I am newbie to Unions. In the following code, according to my understanding, we are editing a fixed string literal "GeeksQuiz" by trying to replace with 'S' inplace of G. Shouldn't it throw some segfault error. If not then why isn't the answer "SeeksQuiz" and is "GeeksQuiz" ?
# include <iostream>
# include <string.h>
using namespace std;
struct Test
{
char str[20];
};
int main()
{
struct Test st1, st2;
strcpy(st1.str, "GeeksQuiz");
st2 = st1;
st1.str[0] = 'S';
cout << st2.str;
return 0;
}
Let me breakdown what is happening here line by line:
Struct Test st1, st2;
creates two local struct Tests. These are not pointers / references, but the structs themselves.
if you try to print out the structs, they will have random characters since str is not initialized.
strcpy(st1.str, "GeeksQuiz");
Copies the string literal GeeksQuiz to st1.str, so st1.str should have GeeksQuiz with null terminating character.
st2 = st1;
We set st1 to be equal to st2. Both are not pointers or references, (flat objects) so its like
int a = 5;
int b = 6;
a = b; // a = 6
a = 7; // a = 7, b is still 6
So st2.str = GeeksQuiz, st1.str = GeeksQuiz, but they (st1, st2) both are separate entities.
st1.str[0] = 'S';
st1.str = SeeksQuiz, st2.str = GeeksQuiz.
cout << st2.str;
st2.str = GeeksQuiz, which is what gets outputted.

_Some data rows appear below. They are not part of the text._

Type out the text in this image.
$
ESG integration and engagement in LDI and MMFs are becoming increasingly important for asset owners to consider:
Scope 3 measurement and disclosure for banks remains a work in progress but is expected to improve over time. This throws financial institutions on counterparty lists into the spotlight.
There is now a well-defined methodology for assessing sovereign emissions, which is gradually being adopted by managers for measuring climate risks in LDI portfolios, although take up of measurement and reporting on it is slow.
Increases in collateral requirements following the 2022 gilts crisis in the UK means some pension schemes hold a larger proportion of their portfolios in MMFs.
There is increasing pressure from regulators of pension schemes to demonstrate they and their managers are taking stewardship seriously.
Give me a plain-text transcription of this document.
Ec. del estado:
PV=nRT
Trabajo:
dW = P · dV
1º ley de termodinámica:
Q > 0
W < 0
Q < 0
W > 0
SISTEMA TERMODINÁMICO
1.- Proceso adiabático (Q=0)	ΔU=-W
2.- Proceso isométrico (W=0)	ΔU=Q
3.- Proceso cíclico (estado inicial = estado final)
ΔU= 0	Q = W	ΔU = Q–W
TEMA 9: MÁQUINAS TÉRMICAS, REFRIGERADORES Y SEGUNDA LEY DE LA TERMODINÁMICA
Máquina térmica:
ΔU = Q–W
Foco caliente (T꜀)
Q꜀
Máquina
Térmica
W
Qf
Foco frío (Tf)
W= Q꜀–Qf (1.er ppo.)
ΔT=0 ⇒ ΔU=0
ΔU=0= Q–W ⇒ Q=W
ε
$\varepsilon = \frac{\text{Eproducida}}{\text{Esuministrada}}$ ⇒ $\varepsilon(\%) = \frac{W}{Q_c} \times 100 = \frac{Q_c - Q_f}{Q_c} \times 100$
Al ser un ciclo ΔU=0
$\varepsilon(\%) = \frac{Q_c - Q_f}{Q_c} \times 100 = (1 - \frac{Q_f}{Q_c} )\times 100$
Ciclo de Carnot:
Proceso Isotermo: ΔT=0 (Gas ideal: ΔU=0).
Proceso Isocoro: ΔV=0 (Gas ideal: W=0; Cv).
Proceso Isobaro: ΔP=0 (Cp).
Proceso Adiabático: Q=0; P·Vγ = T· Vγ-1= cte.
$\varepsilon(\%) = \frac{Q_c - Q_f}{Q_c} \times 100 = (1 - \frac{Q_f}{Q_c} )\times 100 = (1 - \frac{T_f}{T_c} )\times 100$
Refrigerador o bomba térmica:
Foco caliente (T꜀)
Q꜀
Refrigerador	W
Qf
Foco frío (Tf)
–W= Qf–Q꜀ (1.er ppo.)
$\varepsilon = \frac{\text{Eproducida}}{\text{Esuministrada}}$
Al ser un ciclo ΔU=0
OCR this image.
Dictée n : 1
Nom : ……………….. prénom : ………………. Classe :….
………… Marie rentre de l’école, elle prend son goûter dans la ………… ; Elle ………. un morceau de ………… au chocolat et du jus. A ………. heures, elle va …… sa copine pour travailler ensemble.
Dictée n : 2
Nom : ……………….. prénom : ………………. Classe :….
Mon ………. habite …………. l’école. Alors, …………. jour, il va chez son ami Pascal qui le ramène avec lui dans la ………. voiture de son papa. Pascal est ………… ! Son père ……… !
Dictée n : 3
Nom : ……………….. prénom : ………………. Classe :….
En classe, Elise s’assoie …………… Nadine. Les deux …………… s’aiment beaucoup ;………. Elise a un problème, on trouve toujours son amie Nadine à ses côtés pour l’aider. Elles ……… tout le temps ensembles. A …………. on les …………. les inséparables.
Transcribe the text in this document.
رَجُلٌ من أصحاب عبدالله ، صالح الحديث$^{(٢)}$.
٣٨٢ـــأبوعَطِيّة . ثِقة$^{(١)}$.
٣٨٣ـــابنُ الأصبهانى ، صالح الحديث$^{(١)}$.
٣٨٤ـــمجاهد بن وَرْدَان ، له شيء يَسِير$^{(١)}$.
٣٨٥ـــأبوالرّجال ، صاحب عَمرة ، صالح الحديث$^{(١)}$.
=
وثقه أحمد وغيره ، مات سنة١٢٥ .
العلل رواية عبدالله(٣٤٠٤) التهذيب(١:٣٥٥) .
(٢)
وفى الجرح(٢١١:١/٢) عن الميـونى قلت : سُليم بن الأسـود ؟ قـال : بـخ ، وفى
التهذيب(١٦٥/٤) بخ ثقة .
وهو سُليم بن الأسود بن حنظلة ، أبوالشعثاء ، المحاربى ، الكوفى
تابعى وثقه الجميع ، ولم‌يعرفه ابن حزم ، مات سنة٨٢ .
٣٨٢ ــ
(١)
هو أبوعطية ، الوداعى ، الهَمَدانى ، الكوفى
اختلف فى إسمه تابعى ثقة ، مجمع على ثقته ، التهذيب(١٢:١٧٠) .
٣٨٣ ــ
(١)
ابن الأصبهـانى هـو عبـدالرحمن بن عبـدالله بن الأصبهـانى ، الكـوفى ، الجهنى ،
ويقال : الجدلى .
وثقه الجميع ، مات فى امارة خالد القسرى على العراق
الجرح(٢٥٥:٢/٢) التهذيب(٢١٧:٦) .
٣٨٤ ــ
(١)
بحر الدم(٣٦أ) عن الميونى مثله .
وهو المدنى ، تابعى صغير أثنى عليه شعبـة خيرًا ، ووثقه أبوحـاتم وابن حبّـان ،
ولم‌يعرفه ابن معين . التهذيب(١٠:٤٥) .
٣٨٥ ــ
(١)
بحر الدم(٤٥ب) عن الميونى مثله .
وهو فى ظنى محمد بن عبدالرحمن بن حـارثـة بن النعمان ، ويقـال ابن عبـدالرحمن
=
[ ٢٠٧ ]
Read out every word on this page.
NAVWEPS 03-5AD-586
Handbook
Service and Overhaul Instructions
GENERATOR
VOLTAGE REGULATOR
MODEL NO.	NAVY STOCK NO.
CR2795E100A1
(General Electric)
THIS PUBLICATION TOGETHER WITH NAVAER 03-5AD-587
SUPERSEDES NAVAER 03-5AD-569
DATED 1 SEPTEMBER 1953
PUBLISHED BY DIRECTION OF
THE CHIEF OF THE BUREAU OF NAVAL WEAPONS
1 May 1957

We are nowhere trying to change the actual literal itself, anytime we use literals to initialize something, it is copied to that variable. I hope all this clarifies your question.
If st1 and st2 were pointers to structs, then setting st1 = st2 both will point to the same place in memory, so changing something through *st1 will be reflected in *st2 as well, but thats not the case here.